THE Supreme Court today expunged its controversial remarks in the Graham Staines killing case.
This move by the country’s highest legal body comes after the Supreme Court’s observation that the killers of Graham Staines and his two minor children intended to teach the Australian missionary a lesson for preaching and practicing conversion came under attack by leading editors, media groups and civil society members from across India.
The remark expunged was made by the Supreme Court in its Jan 21 judgment that held life sentence for Dara Singh. It now stands deleted.
The court has also withdrawn the term conversion and said there is no justification to interfere in someone’s belief by any means.
While upholding the life sentence awarded to Bajrang Dal activist Dara Singh for the 1999 killings, a Bench had said: “In the case on hand, though Graham Staines and his two minor sons were burnt to death while they were sleeping inside a station wagon at Manoharpur, the intention was to teach a lesson to Graham Staines about his religious activities, namely, converting poor tribals to Christianity.”

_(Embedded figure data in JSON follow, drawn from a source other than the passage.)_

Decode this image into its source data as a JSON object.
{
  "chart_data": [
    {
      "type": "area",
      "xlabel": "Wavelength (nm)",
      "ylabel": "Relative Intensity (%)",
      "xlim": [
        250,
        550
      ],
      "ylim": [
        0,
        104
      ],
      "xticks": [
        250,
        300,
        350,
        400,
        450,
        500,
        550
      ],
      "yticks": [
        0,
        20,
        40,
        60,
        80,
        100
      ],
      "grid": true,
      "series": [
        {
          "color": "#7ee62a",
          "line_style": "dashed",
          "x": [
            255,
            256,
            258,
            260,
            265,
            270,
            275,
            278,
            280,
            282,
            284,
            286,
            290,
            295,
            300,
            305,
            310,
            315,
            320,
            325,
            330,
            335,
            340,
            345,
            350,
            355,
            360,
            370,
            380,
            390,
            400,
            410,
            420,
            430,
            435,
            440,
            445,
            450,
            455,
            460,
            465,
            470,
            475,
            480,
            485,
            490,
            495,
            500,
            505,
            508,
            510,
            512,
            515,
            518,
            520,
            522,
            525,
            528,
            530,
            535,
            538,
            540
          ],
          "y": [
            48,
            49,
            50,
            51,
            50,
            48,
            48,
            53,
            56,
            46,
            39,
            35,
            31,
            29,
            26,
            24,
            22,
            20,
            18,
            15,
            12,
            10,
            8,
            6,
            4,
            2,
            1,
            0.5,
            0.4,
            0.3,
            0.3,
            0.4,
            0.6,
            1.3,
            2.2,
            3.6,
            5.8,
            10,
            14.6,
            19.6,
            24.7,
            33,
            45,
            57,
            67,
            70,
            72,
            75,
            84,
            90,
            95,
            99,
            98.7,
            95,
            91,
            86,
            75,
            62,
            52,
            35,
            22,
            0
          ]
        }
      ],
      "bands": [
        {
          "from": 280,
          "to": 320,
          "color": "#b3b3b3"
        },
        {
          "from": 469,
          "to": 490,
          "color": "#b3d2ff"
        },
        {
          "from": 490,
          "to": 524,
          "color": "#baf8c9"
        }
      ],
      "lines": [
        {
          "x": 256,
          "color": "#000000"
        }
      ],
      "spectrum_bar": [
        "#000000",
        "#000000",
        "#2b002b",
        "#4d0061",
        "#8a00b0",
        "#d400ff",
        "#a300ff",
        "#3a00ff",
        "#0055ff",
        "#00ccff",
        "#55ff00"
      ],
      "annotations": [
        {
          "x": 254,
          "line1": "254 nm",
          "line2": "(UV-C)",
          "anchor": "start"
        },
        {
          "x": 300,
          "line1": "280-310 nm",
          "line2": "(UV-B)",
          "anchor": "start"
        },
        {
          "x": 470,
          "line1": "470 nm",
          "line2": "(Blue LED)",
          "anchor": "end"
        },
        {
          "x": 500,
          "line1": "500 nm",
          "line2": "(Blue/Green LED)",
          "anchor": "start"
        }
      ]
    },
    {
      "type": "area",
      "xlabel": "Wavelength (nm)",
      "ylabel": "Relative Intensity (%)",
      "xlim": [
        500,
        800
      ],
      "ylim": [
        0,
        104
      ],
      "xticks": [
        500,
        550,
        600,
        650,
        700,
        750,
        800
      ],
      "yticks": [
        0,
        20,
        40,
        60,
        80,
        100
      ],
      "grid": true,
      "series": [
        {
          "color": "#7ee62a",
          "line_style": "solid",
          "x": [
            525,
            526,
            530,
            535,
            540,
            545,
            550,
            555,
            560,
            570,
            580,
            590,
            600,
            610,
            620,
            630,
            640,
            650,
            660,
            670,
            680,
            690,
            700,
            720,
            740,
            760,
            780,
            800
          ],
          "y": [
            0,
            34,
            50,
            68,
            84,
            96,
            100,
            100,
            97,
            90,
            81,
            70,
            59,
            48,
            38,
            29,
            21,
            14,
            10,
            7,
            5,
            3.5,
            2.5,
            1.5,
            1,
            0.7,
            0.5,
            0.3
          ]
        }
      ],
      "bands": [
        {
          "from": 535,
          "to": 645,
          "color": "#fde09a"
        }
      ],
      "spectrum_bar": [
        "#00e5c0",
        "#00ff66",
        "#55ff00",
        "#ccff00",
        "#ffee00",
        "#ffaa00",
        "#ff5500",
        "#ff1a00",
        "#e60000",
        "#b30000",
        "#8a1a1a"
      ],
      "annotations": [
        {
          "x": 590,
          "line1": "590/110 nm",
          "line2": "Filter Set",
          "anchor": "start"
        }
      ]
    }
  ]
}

Media groups, editors and members of civil society had in their signed statement taken strong exception to the Supreme Court’s observation and said the remarks were ‘gratuitous’ and ‘unconstitutional’ and went against the ‘freedom of faith’ guaranteed by the Constitution.
“Did the Supreme Court ever take into consideration the report of the Wadhwa Commission which was set up to probe the murder of Graham Staines and which had observed, “There has been no extraordinary increase in the Christian population in Keonjhar district between 1991 and 1998. The population had increased by 595 during this period and this could have been caused by natural growth’.”
The statement said the SC ruling may in fact “send the wrong signals to courts trying cases of religious violence in Kandhamal, for instance, and in other places. It also tends to preempt possible challenges to the black laws enacted by many states in the guise of Freedom of Religion Bills.”
“We ask the SC to expunge the unnecessary, uncalled for and unconstitutional remarks,” the statement had said.
The statement was signed among others, by editorial representatives from The Hindu, The Indian Express, The Times of India, Hindustan Times, The Pioneer and The Telegraph besides over 50 journalists from across India.